Deep learning has shown promising results in the field of protein design. The ability to accurately predict protein structures and functions is critical for a variety of applications, including drug discovery, enzyme engineering, and bioengineering.
Deep learning methods were used to augment existing energy-based physical models in ‘do novo’ or from-scratch computational protein design, resulting in a 10-fold increase in success rates verified in the lab for binding a designed protein with its target protein. The findings will assist scientists in developing better drugs to combat diseases such as cancer and COVID-19.
The key to understanding proteins that govern cancer, COVID-19, and other diseases is quite simple. Determine their chemical structure and which other proteins can bind to them.
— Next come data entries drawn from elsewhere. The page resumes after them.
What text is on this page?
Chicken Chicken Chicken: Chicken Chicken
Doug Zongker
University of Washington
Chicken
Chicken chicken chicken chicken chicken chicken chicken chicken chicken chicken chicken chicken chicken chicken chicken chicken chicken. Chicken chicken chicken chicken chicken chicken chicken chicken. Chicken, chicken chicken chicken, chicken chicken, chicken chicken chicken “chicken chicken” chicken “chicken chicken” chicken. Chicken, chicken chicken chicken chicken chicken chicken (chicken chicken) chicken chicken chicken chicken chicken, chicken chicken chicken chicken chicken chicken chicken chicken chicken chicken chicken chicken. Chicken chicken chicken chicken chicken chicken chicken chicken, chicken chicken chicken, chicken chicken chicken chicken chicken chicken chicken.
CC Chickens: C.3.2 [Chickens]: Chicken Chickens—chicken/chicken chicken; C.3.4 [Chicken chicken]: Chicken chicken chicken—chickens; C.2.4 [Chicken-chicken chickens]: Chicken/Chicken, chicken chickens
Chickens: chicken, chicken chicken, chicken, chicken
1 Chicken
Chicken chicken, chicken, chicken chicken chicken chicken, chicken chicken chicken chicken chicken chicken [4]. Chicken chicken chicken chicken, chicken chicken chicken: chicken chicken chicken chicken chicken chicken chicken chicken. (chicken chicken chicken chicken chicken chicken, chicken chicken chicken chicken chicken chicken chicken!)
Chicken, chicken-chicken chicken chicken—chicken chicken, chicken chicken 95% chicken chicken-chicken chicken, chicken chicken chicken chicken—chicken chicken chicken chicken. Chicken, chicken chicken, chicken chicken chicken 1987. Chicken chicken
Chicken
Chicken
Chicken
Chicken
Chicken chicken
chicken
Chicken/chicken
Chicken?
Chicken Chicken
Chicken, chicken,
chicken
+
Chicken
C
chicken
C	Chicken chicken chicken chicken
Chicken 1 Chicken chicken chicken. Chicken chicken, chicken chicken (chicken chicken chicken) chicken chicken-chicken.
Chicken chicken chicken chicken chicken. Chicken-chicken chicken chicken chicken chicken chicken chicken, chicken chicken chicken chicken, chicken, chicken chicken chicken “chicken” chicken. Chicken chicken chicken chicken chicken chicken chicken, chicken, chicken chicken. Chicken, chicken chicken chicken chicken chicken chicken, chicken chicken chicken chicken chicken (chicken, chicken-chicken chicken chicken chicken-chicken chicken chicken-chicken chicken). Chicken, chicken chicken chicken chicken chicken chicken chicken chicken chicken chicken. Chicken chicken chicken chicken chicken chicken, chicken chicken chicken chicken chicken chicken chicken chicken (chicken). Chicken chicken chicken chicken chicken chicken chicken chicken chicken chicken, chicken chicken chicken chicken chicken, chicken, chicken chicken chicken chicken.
But there’s a catch.
“The search space for proteins is enormous,” said Brian Coventry, a research scientist with the Institute for Protein Design, University of Washington and The Howard Hughes Medical Institute.
A protein studied by his lab typically is made of 65 amino acids, and with 20 different amino acid choices at each position, there are 65 to the 20th power binding combinations, a number bigger than the estimated number of atoms there are in the universe.
We just split up this problem, which has 2 to 6 million designs in it, and run all of those in parallel on the massive computing resources of Frontera. It has a large amount of CPU nodes on it. And we assigned each of these CPUS to do one of these design trajectories, which let us complete an extremely large number of design trajectories in a feasible time.
Brian Coventry
Coventry co-authored a study that was published in the journal Nature Communications. In it, his team used deep learning methods to augment existing energy-based physical models in ‘do novo’ or from-scratch computational protein design, resulting in a 10-fold increase in success rates for binding a designed protein with its target protein, which was verified in the lab.
“We demonstrated that incorporating deep learning methods to evaluate the quality of the interfaces where hydrogen bonds form or from hydrophobic interactions can result in a significantly improved pipeline,” said study co-author Nathaniel Bennett, a post-doctoral scholar at the University of Washington’s Institute for Protein Design.
“This is as opposed to trying to exactly enumerate all of these energies by themselves,” he added. Readers might be familiar with popular examples of deep learning applications such as the language model ChatGPT or the image generator DALL-E.
Deep learning employs computer algorithms to analyze and infer patterns in data, layering the algorithms to extract higher-level features from the raw input. Deep learning methods were used in the study to learn iterative transformations of representations of the protein sequence and possible structure that rapidly converge on models that turn out to be very accurate.
The authors’ deep learning-augmented de novo protein binder design protocol included the machine learning software tools AlphaFold 2 and the RoseTTA fold, which was developed by the Institute for Protein Design.
Study co-author David Baker, the director of the Institute for Protein Design and an investigator with the Howard Hughes Medical Institute, was awarded a Pathways allocation on the Texas Advanced Computing Center’s (TACC) Frontera supercomputer, which is funded by the National Science Foundation.
The study problem was well-suited for parallelization on Frontera because the protein design trajectories are all independent of one another, meaning that information didn’t need to pass between design trajectories as the compute jobs were running.
“We just split up this problem, which has 2 to 6 million designs in it, and run all of those in parallel on the massive computing resources of Frontera. It has a large amount of CPU nodes on it. And we assigned each of these CPUS to do one of these design trajectories, which let us complete an extremely large number of design trajectories in a feasible time,” said Bennett.
The researchers used the RifDock docking program to generate six million protein ‘docks,’ or interactions between potentially bound protein structures, then divided them into 100,000 chunks and assigned each chunk to one of Frontera’s 8000+ compute nodes using Linux utilities.
Each of those 100,000 docks would be divided into 100 jobs, each containing a thousand proteins. A thousand proteins are fed into the computational design software Rosetta, where they are screened at the tenth of a second scale before being screened at the few-minutes scale.
What’s more, the authors used the software tool ProteinMPNN developed by the Institute for Protein Design to further increase the computational efficiency of generating protein sequences neural networks to over 200 times faster than the previous best software.
The yeast surface display binding data used in their modeling is all publicly available and collected by the Institute for Protein Design. Tens of thousands of different strands of DNA were ordered to encode a different protein designed by the scientists.
After that, the DNA was combined with yeast, resulting in each yeast cell expressing one of the designed proteins on its surface. The yeast cells were then separated into those that bind and those that do not. They then used tools from the human genome sequencing project to determine which DNA worked and which did not. Despite the study results that showed a 10-fold increase in the success rate for designed structures to bind on their target protein, there is still a long way to go, according to Coventry.